研究課題: 生体情報処理のデータ駆動的解読と数理モデリング

プロジェクト代表者: 本田 直樹 (京都大学生命科学研究科 准教授)

研究概要

近年、蛍光顕微鏡や次世代シーケンサを代表とする計測技術が発展し、生体組織における分子活性や遺伝子発現量がハイスループットに計測され、膨大なデータが得られる時代になっている。生命科学は今まさに計測データと解読技術の融合を必要としており、データの裏に潜む規則性やメカニズムを抽出する解読技術は、次世代の生命科学における基盤技術となることが期待されている。

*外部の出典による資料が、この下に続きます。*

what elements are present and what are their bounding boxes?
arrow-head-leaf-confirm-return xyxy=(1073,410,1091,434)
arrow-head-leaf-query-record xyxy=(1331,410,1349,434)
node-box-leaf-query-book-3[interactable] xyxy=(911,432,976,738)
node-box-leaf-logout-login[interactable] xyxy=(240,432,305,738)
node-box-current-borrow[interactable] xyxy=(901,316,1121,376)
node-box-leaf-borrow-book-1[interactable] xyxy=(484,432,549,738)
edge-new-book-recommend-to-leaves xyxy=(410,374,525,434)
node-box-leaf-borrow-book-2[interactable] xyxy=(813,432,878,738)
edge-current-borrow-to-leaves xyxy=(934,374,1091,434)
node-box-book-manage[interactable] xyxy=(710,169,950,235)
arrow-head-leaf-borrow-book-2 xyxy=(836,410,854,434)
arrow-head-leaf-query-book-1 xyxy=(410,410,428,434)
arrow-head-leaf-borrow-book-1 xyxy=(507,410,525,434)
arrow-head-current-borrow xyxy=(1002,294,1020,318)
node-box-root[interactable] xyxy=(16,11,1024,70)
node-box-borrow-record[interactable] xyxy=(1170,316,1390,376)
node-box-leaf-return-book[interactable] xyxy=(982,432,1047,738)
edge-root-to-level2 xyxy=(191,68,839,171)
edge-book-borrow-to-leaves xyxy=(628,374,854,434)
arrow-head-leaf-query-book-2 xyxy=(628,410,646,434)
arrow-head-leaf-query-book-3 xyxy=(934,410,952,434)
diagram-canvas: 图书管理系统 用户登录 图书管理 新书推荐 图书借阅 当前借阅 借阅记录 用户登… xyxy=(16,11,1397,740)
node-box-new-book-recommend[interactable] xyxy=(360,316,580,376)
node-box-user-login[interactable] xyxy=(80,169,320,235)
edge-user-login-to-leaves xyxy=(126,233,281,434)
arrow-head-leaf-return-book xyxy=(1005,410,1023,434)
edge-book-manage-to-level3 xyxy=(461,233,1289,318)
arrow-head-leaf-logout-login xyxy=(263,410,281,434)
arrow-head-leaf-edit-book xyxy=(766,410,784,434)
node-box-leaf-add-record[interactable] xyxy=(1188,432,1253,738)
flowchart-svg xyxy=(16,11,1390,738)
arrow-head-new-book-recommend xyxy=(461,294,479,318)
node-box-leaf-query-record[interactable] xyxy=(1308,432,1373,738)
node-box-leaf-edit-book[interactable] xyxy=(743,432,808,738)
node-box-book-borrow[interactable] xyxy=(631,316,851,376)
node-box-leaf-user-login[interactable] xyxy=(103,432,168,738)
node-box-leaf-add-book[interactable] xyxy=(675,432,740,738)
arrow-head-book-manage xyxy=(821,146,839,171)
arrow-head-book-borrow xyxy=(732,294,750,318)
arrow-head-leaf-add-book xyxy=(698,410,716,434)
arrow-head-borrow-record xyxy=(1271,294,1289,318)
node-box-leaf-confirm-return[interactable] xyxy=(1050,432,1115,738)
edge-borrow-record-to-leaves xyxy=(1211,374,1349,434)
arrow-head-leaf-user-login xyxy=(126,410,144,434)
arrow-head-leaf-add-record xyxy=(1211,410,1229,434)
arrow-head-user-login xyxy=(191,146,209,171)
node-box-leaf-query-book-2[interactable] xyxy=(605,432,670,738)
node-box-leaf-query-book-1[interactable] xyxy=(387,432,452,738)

本プロジェクトでは、様々な階層(細胞・多細胞組織・免疫・神経回路・神経活動・行動)で計測されるデータを対象に、これまで未知であった生物学的メカニズムをデータ駆動的に明らかにし、生命をシステム的に理解するための新しい理論体系を打ち出すことを目指す。具体的なアプローチとして、生物はある目的(生命機能)を達成するために、外界からの入力を内部で処理し、適切な出力を生成する計算システムと捉える。そして、問うべき問題を「生体内で行われる情報処理」および「その物理的実装法」 に分解する。前者に対しては、定量的データから機械学習を用いて生体内情報処理の解読を行う。後者に対しては、ボトムアップ的に生物学的プロセスを数理モデル化することで情報処理を支える生物学的プロセスを明らかにする。このような問題の分解によって、生命機能を計算論的意義とその物理的実装の二つの視点からシステマティックに理解することを可能にする。これら開発された技術は生命創成探究センターのグループと共有され、緊密な連携によって、生命システムの本質理解に向けた共同研究を推進する。